基于文本挖掘的软件漏洞严重性自动预测模型

每年报告的软件漏洞呈指数增长，导致软件系统被利用。因此，一旦有漏洞报告，就需要尽早修补。一般来说，这个过程需要一定的时间和精力。为了合理安排时间和精力，需要预测漏洞的严重性，以便优先处理更重要的漏洞。因此，需要建立一个能够分析现有漏洞数据并预测其严重性的模型。本研究的实验对象是 Mozilla 五款软件的漏洞报告。由于数据是文本数据，因此采用文本挖掘技术对数据进行预处理并形成特征向量。这种文本输入会产生非常高维的特征向量，因此需要降维。因此，特征选择使用了奇偶校验和信息增益。为了开发分类器，选择了七种机器学习算法。因此，我们开发了 14 个软件漏洞严重性预测模型（SVSPM）。通过结果分析，我们找到了表现最好的 SVSPM。结论是，该模型在中等和严重程度的漏洞中表现较好。在两种特征选择技术中，信息增益的结果更好。此外，还确定了 SVSPM 能取得良好结果的最佳特征数量。此外，还找到了与每个数据集相对应的使用机器学习算法的最佳 SVSPM。此外，还利用 Friedman 和 Wilcoxon Signed Rank 检验进行了比较，以确定所开发的各种 SVSPM 之间的显著差异。

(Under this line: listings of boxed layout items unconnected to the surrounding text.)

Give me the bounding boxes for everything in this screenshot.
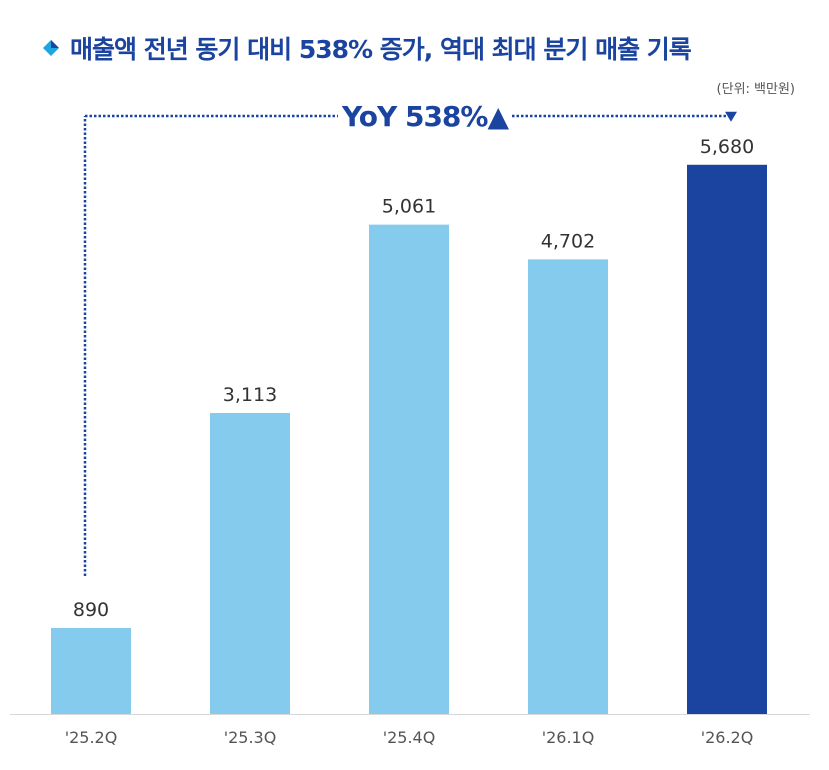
chart-title: 매출액 전년 동기 대비 538% 증가, 역대 최대 분기 매출 기록 bbox=[70, 35, 692, 64]
chart-title-row: 매출액 전년 동기 대비 538% 증가, 역대 최대 분기 매출 기록 bbox=[40, 30, 692, 66]
yoy-annotation: YoY 538%▲ bbox=[341, 100, 509, 133]
unit-label: (단위: 백만원) bbox=[716, 82, 795, 97]
bar-2 bbox=[210, 412, 290, 714]
x-tick-label-1: '25.2Q bbox=[65, 728, 118, 747]
data-label-2: 3,113 bbox=[223, 384, 277, 406]
x-tick-label-4: '26.1Q bbox=[542, 728, 595, 747]
data-label-3: 5,061 bbox=[382, 196, 436, 218]
x-tick-label-3: '25.4Q bbox=[383, 728, 436, 747]
data-label-5: 5,680 bbox=[700, 136, 754, 158]
bar-3 bbox=[369, 224, 449, 715]
x-tick-label-5: '26.2Q bbox=[701, 728, 754, 747]
bar-1 bbox=[51, 627, 131, 714]
x-tick-label-2: '25.3Q bbox=[224, 728, 277, 747]
data-label-4: 4,702 bbox=[541, 230, 595, 252]
bracket-arrow-icon bbox=[725, 111, 737, 122]
bar-4 bbox=[528, 259, 608, 714]
diamond-bullet-icon bbox=[43, 40, 59, 56]
bar-5 bbox=[687, 164, 767, 715]
data-label-1: 890 bbox=[73, 599, 109, 621]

本文章由计算机程序翻译，如有差异，请以英文原文为准。

求助全文

约1分钟内获得全文去求助

来源期刊

International Journal of System Assurance Engineering and Management ENGINEERING, MULTIDISCIPLINARY-

CiteScore

4.30

自引率

10.00%

发文量

252

期刊介绍： This Journal is established with a view to cater to increased awareness for high quality research in the seamless integration of heterogeneous technologies to formulate bankable solutions to the emergent complex engineering problems. Assurance engineering could be thought of as relating to the provision of higher confidence in the reliable and secure implementation of a system’s critical characteristic features through the espousal of a holistic approach by using a wide variety of cross disciplinary tools and techniques. Successful realization of sustainable and dependable products, systems and services involves an extensive adoption of Reliability, Quality, Safety and Risk related procedures for achieving high assurancelevels of performance; also pivotal are the management issues related to risk and uncertainty that govern the practical constraints encountered in their deployment. It is our intention to provide a platform for the modeling and analysis of large engineering systems, among the other aforementioned allied goals of systems assurance engineering, leading to the enforcement of performance enhancement measures. Achieving a fine balance between theory and practice is the primary focus. The Journal only publishes high quality papers that have passed the rigorous peer review procedure of an archival scientific Journal. The aim is an increasing number of submissions, wide circulation and a high impact factor.